Comparison of the nucleotide sequences reveals three highly conserved sequences. The first conserved sequence is 19 nucleotides in length and is located at the extreme 3'-end next to the poly(A) tail. The second conserved sequence, which is 21 nucleotides in length, precedes the 5'-end of 26S RNA and includes the first two nucleotides of it. The third conserved sequence is 51 nucleotides in length and is located at a position of about 130 to 150 nucleotides from the 5'-end, depending on the virus. The last conserved sequence in all alphaviruses examined is capable of forming two stable hairpin structures and could also base-pair stably with the 3'-terminal sequences to cyclize genomic RNAs. Besides these three conserved sequences, a highly conserved stem and loop structure could also be formed at the extreme 5'-end of genomic RNA.
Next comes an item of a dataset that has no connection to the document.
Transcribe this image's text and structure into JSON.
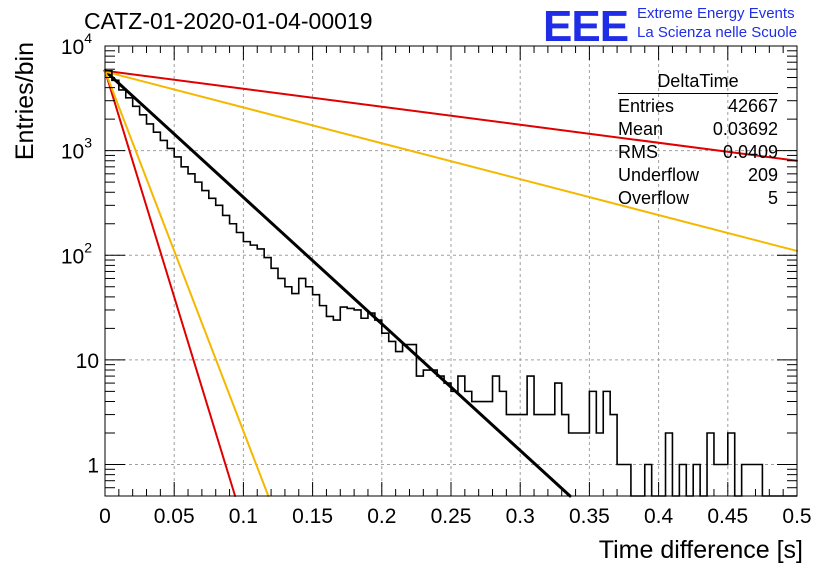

Defective interfering (DI) RNAs of alphaviruses are mutated genomic RNAs which often contain deleted, repeated and translocated sequences, but yet retain all elements essential for their replication. By studying the sequence organization of alphavirus DI RNAs, and the 3'-terminal sequences of the genomic RNAs of two alphavirus variants and their replication, the importance of these conserved sequences and secondary structures in alphavirus replication are discussed.
Both the 3'- and 5'-terminal sequences of several alphavirus 26S RNAs were also determined. Results show that 26S and genomic RNAs are coterminal. Together with the results previously published, the total length of the 26S RNAs of two alphaviruses, Sindbis virus and Semliki Forest virus, were determined to be 4102 and 4074 nucleotides, respectively.
The NH2- and COOH-terminal sequences of the precursors of nonstructural proteins (translated from genomic RNA) and structural proteins (translated from 26S RNA) of several alphaviruses were deduced from the nucleotide sequences determined. The initiation codons of most alphavirus genomic and 26S RNAs are preceded by the sequence CANN. To determine the importance of these tetranucleotides, their sequences in 65 eucaryotic mRNAs were surveyed. Results show that the sequence distribution of these tetranucleotides are non-random and they might be involved in initiation of translation.
The 3'-noncoding regions of alphavirus genomic RNAs contain AU rich sequences. Sequence organization in the 3'-noncoding regions is similar to those in alphavirus DI RNAs. Mechanisms for the generation of these sequence rearrangements are discussed.